Qual sua opinião sobre o desenvolvimento da cadeia produtiva aeroespacial no ABC e no Brasil em geral? Podemos imaginar o ABC paulista, no futuro, sem a indústria automotiva como locomotiva de sua economia?
Não se trata de contrapor uma coisa à outra. Não se trata de deixar de produzir para o setor automotivo e passar a compor a cadeia de produção aeroespacial. Nossa tese central é, isto sim, que a indústria do ABC tem um perfil histórico, desde os anos 1950, centrado na cadeia automotiva, mas, neste momento, seu esforço deve ser o da diversificação de mercados. O desafio para os próximos anos é fazer com que nossas fábricas, equipamentos, gerências e mão de obra direta e indireta tenham capacidade de produzir também outros itens, além dos já produzidos e que queremos continuar produzindo. A ideia é, por exemplo, o seguinte: se eu tenho duas linhas de produtos focadas no setor automotivo, eu talvez possa ter uma terceira na área de defesa e aeroespacial. Ou seja, não se trata de fugir do que já temos hoje como trajetória e tradição. Trata-se de dar maior musculatura à nossa estrutura industrial de forma que ela possa atender outros mercados, além do próprio segmento automotivo.

Esse processo se coaduna perfeitamente com as necessidades do próprio segmento de defesa e aeroespacial. Estes são setores que, por suas características e grande dependência das compras governamentais, passam no Brasil por grandes e constantes oscilações orçamentárias. Se a empresa depender exclusivamente da área da defesa ou aeroespacial, ela pode ter grandes problemas. Por conseguinte, a combinação com o mercado automotivo também interessa ao setor de defesa e aeroespacial. Desta maneira, o futuro investimento em São Bernardo de uma fábrica de aeroestruturas relacionada ao projeto da aeronave supersônica Gripen, anunciado no pacote de contrapartidas (offset) negociadas entre a Aeronáutica e a Saab, foi um grande passo para o futuro da indústria do ABC paulista.

A redução de impostos e os projetos inovadores eram dois pilares do Plano Brasil Maior. A redução foi insuficiente para estimular a indústria automobilística? E os projetos inovadores do setor, saíram do papel?
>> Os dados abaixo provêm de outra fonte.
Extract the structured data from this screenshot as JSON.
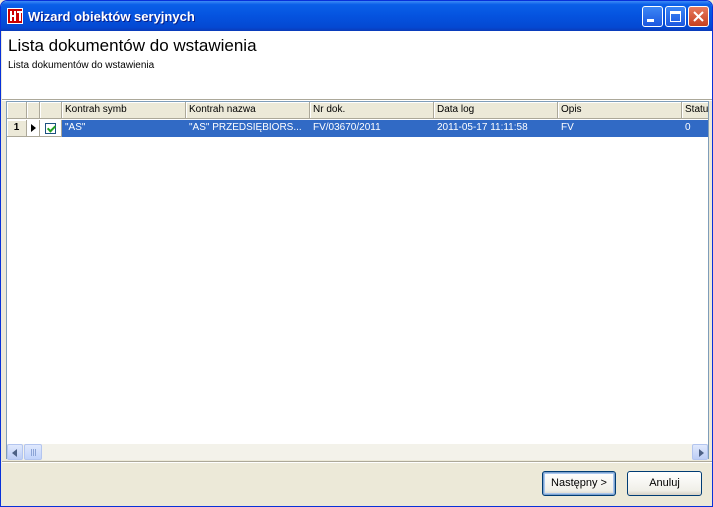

A redução de impostos, para incrementar a competitividade da indústria automobilística e outros setores, precisa ser discutida sim. Mas esta discussão não é tão fácil e simples, porque as demandas de investimentos do Estado em áreas como infraestrutura e no campo social são muito grandes também. Estas demandas de investimentos estatais, note-se, são feitas pelos diferentes setores da sociedade, inclusive e principalmente os empresários. Isto nos remete a duas grandes discussões. A primeira é a necessidade de o Brasil enfrentar uma Reforma Tributária que, entre outros aspectos, desonere os investimentos e a atividade produtiva, mas tribute também as grandes rendas e fortunas. Não é um debate fácil, mas é um debate que o país precisa fazer. A segunda grande discussão é associar as desonerações tributárias setoriais à exigência de contrapartidas e cumprimento de metas pelas empresas. Como falei anteriormente, creio que este é um dos principais méritos do Inovar-Auto, que é o de condicionar a redução tributária à inovação tecnológica.